2000AD #2198 REVIEW

by Gavin Johnston on September 09, 2020

Writers: Rob Williams; Dan Abnett; Kek-W; Gordon Rennie
Artists: Henry Flint; Marc Harrison; Nicolo Assirelli; David Roach; Dom Reardon
Colours: Chris Blythe: John Charles; Peter Doherty
Letters: Annie Parkhouse; Simon Bowland; Jim Campbell
Publisher: Rebellion

Last week’s big twist can’t have been a huge surprise to many. The Four Horsemen of the Apocalypse stalk the Earth and the Last Horseman is Dredd. After all, who is the biggest bad in the Dredd-universe but the man himself?

Still, this prog’s Judge Dredd: End of Days manages to take this heavily foreshadowed zinger and up the ante, pulling shocking events from writer Rob William’s magic hat. Terrible events occur at such a pace in these five pages that artist Henry Flint almost has difficulty keeping up, with world shaking events tossed out in a bare handful of panels.

It all takes a turn for the worst to such an awful extent that a complete deus ex machina turnaround seems more likely than ever. This would be both entirely understandable given that Rob William’s has destroyed so much in the last few weeks, and a terrible shame. Judge Dredd doesn’t do retcons; nothing gets reset by a magic crystal Mcguffi and we don’t jump elsewhere in the multiverse just because a new writer is brought onboard.
If there's any problem here it's in depicting Horseman Dredd as a spiky, yammering madman.  The character's power come from unblinking faith and controlled rage, not his violence.  For that bottled anger to have simply been re-directed into purposeful world destruction could have been so much more powerful.

Also, that head is definitely getting bigger, but no-one seems to have mentioned it…



The Out gives additional background to Cyd’s intergalactic adventures, with an explanation of her troubled past. It’s another text heavy episode, with a barebones premise. Cyd seems to be speaking directly to the reader, the in-world logic stripped away.

The Out continues to be wonderfully written, quite touching story about looking for meaning after losing a child. It’s been almost devoid of action: episodes skirting around a refugee crisis and interplanetary war have featured very little in the way of violence. Instead, The Out has focussed onthe drama of fleeting but important relationships. Maybe not for everyone, this continues to be a beautiful, touching story.

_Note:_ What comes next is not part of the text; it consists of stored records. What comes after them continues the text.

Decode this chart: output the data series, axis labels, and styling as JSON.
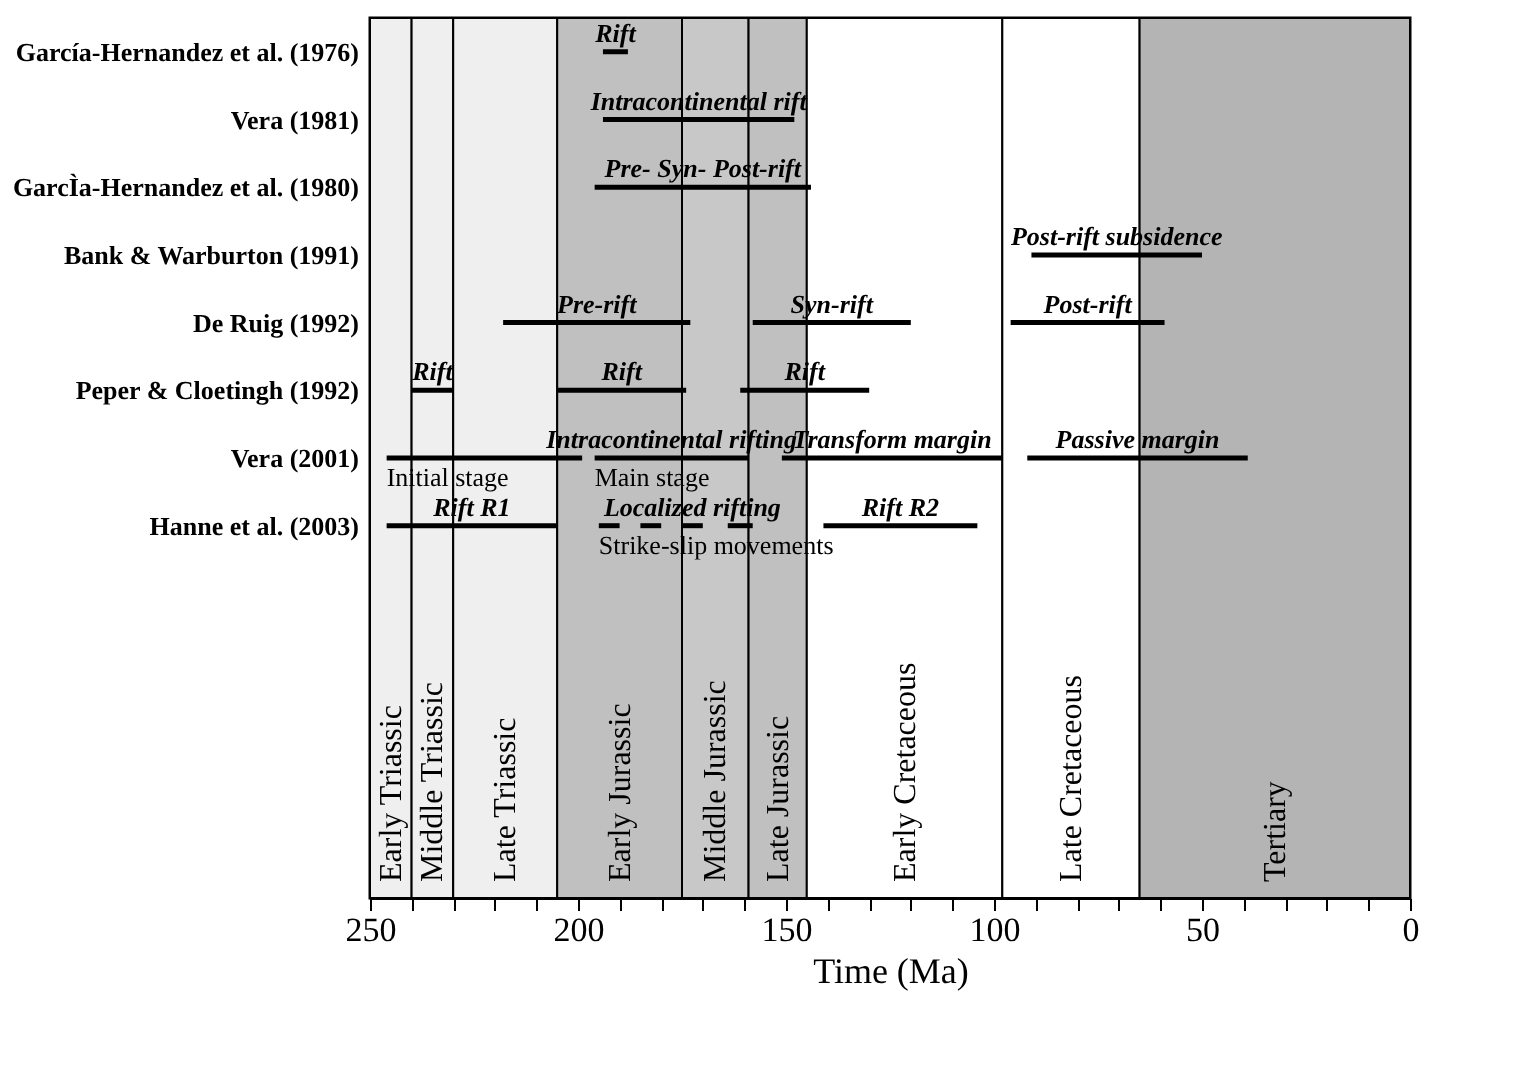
{
  "chart_data": {
    "type": "bar",
    "orientation": "horizontal",
    "xlabel": "Time (Ma)",
    "categories": [
      "García-Hernandez et al. (1976)",
      "Vera (1981)",
      "GarcÌa-Hernandez et al. (1980)",
      "Bank & Warburton (1991)",
      "De Ruig (1992)",
      "Peper & Cloetingh (1992)",
      "Vera (2001)",
      "Hanne et al. (2003)",
      null,
      null,
      null,
      null,
      null
    ],
    "xlim": [
      250,
      0
    ],
    "xticks": [
      0,
      {
        "value": 10,
        "label": null
      },
      {
        "value": 20,
        "label": null
      },
      {
        "value": 30,
        "label": null
      },
      {
        "value": 40,
        "label": null
      },
      50,
      {
        "value": 60,
        "label": null
      },
      {
        "value": 70,
        "label": null
      },
      {
        "value": 80,
        "label": null
      },
      {
        "value": 90,
        "label": null
      },
      100,
      {
        "value": 110,
        "label": null
      },
      {
        "value": 120,
        "label": null
      },
      {
        "value": 130,
        "label": null
      },
      {
        "value": 140,
        "label": null
      },
      150,
      {
        "value": 160,
        "label": null
      },
      {
        "value": 170,
        "label": null
      },
      {
        "value": 180,
        "label": null
      },
      {
        "value": 190,
        "label": null
      },
      200,
      {
        "value": 210,
        "label": null
      },
      {
        "value": 220,
        "label": null
      },
      {
        "value": 230,
        "label": null
      },
      {
        "value": 240,
        "label": null
      },
      250
    ],
    "series": [
      {
        "color": "#000000",
        "base": [
          188,
          148,
          144,
          50,
          173,
          230,
          199,
          205,
          null,
          null,
          null,
          null,
          null
        ],
        "values": [
          6,
          46,
          52,
          41,
          45,
          10,
          47,
          41,
          null,
          null,
          null,
          null,
          null
        ],
        "value_labels": [
          "Rift",
          "Intracontinental rift",
          "Pre- Syn- Post-rift",
          "Post-rift subsidence",
          "Pre-rift",
          "Rift",
          null,
          "Rift R1",
          null,
          null,
          null,
          null,
          null
        ]
      },
      {
        "color": "#000000",
        "base": [
          null,
          null,
          null,
          null,
          120,
          174,
          159,
          190,
          null,
          null,
          null,
          null,
          null
        ],
        "values": [
          null,
          null,
          null,
          null,
          38,
          31,
          37,
          5,
          null,
          null,
          null,
          null,
          null
        ],
        "value_labels": [
          null,
          null,
          null,
          null,
          "Syn-rift",
          "Rift",
          "Intracontinental rifting",
          null,
          null,
          null,
          null,
          null,
          null
        ]
      },
      {
        "color": "#000000",
        "base": [
          null,
          null,
          null,
          null,
          59,
          130,
          98,
          180,
          null,
          null,
          null,
          null,
          null
        ],
        "values": [
          null,
          null,
          null,
          null,
          37,
          31,
          53,
          5,
          null,
          null,
          null,
          null,
          null
        ],
        "value_labels": [
          null,
          null,
          null,
          null,
          "Post-rift",
          "Rift",
          "Transform margin",
          null,
          null,
          null,
          null,
          null,
          null
        ]
      },
      {
        "color": "#000000",
        "base": [
          null,
          null,
          null,
          null,
          null,
          null,
          39,
          170,
          null,
          null,
          null,
          null,
          null
        ],
        "values": [
          null,
          null,
          null,
          null,
          null,
          null,
          53,
          5,
          null,
          null,
          null,
          null,
          null
        ],
        "value_labels": [
          null,
          null,
          null,
          null,
          null,
          null,
          "Passive margin",
          "Localized rifting",
          null,
          null,
          null,
          null,
          null
        ]
      },
      {
        "color": "#000000",
        "base": [
          null,
          null,
          null,
          null,
          null,
          null,
          null,
          158,
          null,
          null,
          null,
          null,
          null
        ],
        "values": [
          null,
          null,
          null,
          null,
          null,
          null,
          null,
          6,
          null,
          null,
          null,
          null,
          null
        ],
        "value_labels": [
          null,
          null,
          null,
          null,
          null,
          null,
          null,
          null,
          null,
          null,
          null,
          null,
          null
        ]
      },
      {
        "color": "#000000",
        "base": [
          null,
          null,
          null,
          null,
          null,
          null,
          null,
          104,
          null,
          null,
          null,
          null,
          null
        ],
        "values": [
          null,
          null,
          null,
          null,
          null,
          null,
          null,
          37,
          null,
          null,
          null,
          null,
          null
        ],
        "value_labels": [
          null,
          null,
          null,
          null,
          null,
          null,
          null,
          "Rift R2",
          null,
          null,
          null,
          null,
          null
        ]
      }
    ],
    "bands": [
      {
        "axis": "x",
        "from": 250,
        "to": 240,
        "label": "Early Triassic",
        "color": "#efefef"
      },
      {
        "axis": "x",
        "from": 240,
        "to": 230,
        "label": "Middle Triassic",
        "color": "#efefef"
      },
      {
        "axis": "x",
        "from": 230,
        "to": 205,
        "label": "Late Triassic",
        "color": "#efefef"
      },
      {
        "axis": "x",
        "from": 205,
        "to": 175,
        "label": "Early Jurassic",
        "color": "#c0c0c0"
      },
      {
        "axis": "x",
        "from": 175,
        "to": 159,
        "label": "Middle Jurassic",
        "color": "#c8c8c8"
      },
      {
        "axis": "x",
        "from": 159,
        "to": 145,
        "label": "Late Jurassic",
        "color": "#c0c0c0"
      },
      {
        "axis": "x",
        "from": 145,
        "to": 98,
        "label": "Early Cretaceous",
        "color": "#ffffff"
      },
      {
        "axis": "x",
        "from": 98,
        "to": 65,
        "label": "Late Cretaceous",
        "color": "#ffffff"
      },
      {
        "axis": "x",
        "from": 65,
        "to": 0,
        "label": "Tertiary",
        "color": "#b4b4b4"
      }
    ],
    "annotations": [
      {
        "text": "Initial stage",
        "x": 246,
        "y": "Vera (2001)"
      },
      {
        "text": "Main stage",
        "x": 196,
        "y": "Vera (2001)"
      },
      {
        "text": "Strike-slip movements",
        "x": 195,
        "y": "Hanne et al. (2003)"
      }
    ]
  }
}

Tharg’s 3rillers: Saphir has jumped from 19th century detective story to all-action adventure as Investigator Surete and Jorg battle the hordes of the Carrion Men. This is writer Kek-W at the top of their game, establishing a crazy new world and its pseudoscientific/occult dream logic whilst never slowing down. As a three part format, 3rillers live or die by their third party twist, but this is looking good so far.

The blunt political parody might be lost on international readers. If so, count yourself lucky you’ve managed to escape hearing of the politician in question (or his nanny).



We also get a couple of perfectly fine episodes from Sinister Dexter: Ghostlands and The Diaboliks: A Crooked Beat.


Sinister Dexter: Ghostlands continues to piece together the latest of its massive arcs, with guns-for-hire Finnigan and Ramone meeting up with old friends. It’s a walk and talk episode, linking previous point points together and reminding us of the bigger picture: entirely necessary in the longer term and with some nicely crafted dialogue, but hardly thrilling in itself. As “Part One of Chapter Three” of the most recent story featuring the gunshark duo, this is maybe a story to read in one go.


In The Diaboliks: A Crooked Beat, a new threat is introduced just as punk rockstar Johnny Pazazu joins the ranks of the demon busting gang. We get a nice bit of backstory, and an efficient introduction to new villains in five pages that can’t really be faulted.


In all, a decent Prog that does what it should...but even the shocking events of End of Days can't lift it beyond functional.